Senegal-based Institut Pasteur, the only WHO-certified vaccine site in Africa, is already embarking on a program to accelerate production of COVID-19 vaccines in Africa. Building capacity there will benefit the region, post-pandemic, because such an effort can be scaled and repurposed to produce other drugs and vaccines needed in the region, according to Kantur. Currently, only 1 percent of vaccines needed in Africa are produced in Africa.

Potential vs. production

Notable changes have made the continent a “much more viable market for manufacturing pharmaceutical products than it was a decade ago,” Leautier said. “Many countries now have social security systems and insurance systems that pay for health care, so it is a more structured market, with people able to afford longer term treatments.” That progress, along with Africa’s growing population and the necessity of specialized treatments for diseases that are highly concentrated in Africa, such as waterborne diseases, malaria, tuberculosis, HIV, and AIDS, “make strong arguments in favor of local pharmaceutical manufacturing.”

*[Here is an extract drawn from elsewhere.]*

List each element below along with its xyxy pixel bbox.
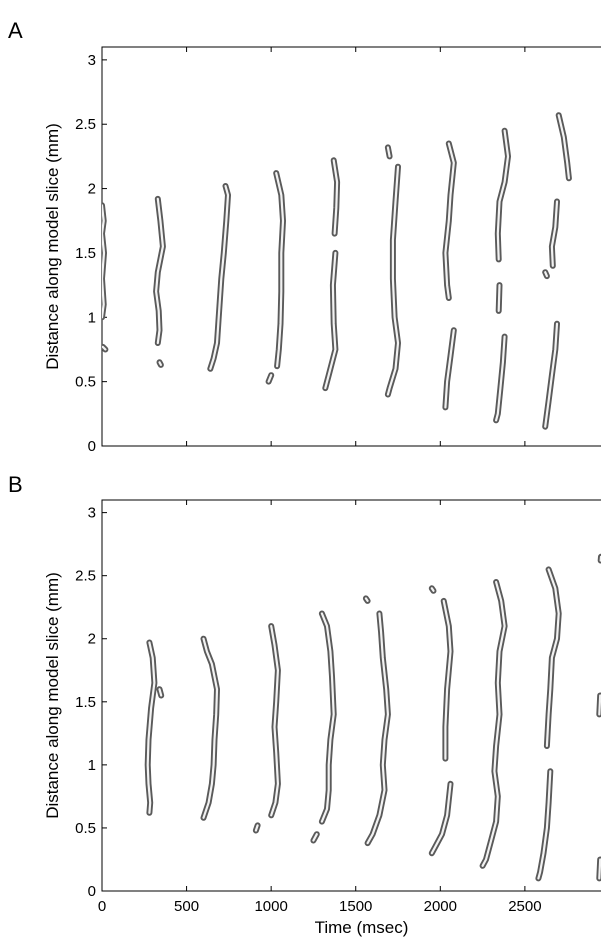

However, IFC research shows that the African pharma manufacturing facilities now in operation are not at the right stage of maturity to attract investors and scale up production. The elements of success, according to this research, include economies of scale, access to technology and know-how, strong supply and distribution networks, government incentives, and access to investment capital.

Nigeria, the most populous country in Africa and one of the countries with the greatest potential for rapidly scaling up pharmaceutical and API production, is not yet where it needs to be, said Jude Nowokike, Vice President and Director of the Promoting the Quality of Medicines Plus (PQM+) Program at USP, a scientific nonprofit organization focused on building trust in the supply of safe medicines. 

Nigerian women at the Nasarawa State Government Health Care Centre in Wamba, Nigeria.
Nigerian women at the Nasarawa State Government Health Care Centre in Wamba, Nigeria. Photo by: Dominic Chavez/GFF (2018)

Pharmaceutical manufacturing production in Nigeria currently utilizes around 40 percent of actual installed capacity, Nwokike said. The obstacles, he believes, include challenges in sourcing active pharmaceutical ingredients and raw materials, along with a lack of available investment to scale up operations, modernize equipment, and resolve local infrastructure limitations.

The role of regulation

Regulatory reform is also essential to progress, said Tania Holt, a global public health and pharma expert at McKinsey. Attention to regulatory standards is especially important because Africa accounts for around 42 percent of the world’s cases of sham drugs.

In addition to contributing to more stable health systems and supporting a domestic manufacturing sector that addresses issues of access and affordability, a stable regulatory environment can attract long-term financial support. Regulatory standards are key to attracting investors “because investors want certainty, and regulation, verification, and certification provide that certainty,” Leautier said. Such standards and accountability mechanisms also “buffer against significant consequences when things go wrong and help deal with emerging risks. Otherwise, it is very difficult to function.”

Multilateral organizations have a “huge role” to play in supporting the development of domestic pharma operations in Africa, Nwokike said. For example, not every country in Africa needs to have the capacity to produce every medication, and multilaterals can help determine which nations and regions can share capacity. 

“There should be a reliance on regional neighbors based on their separate strengths, with manufacturing closer to the people who the medicines are serving,” he said. “This is what builds confidence in health systems.”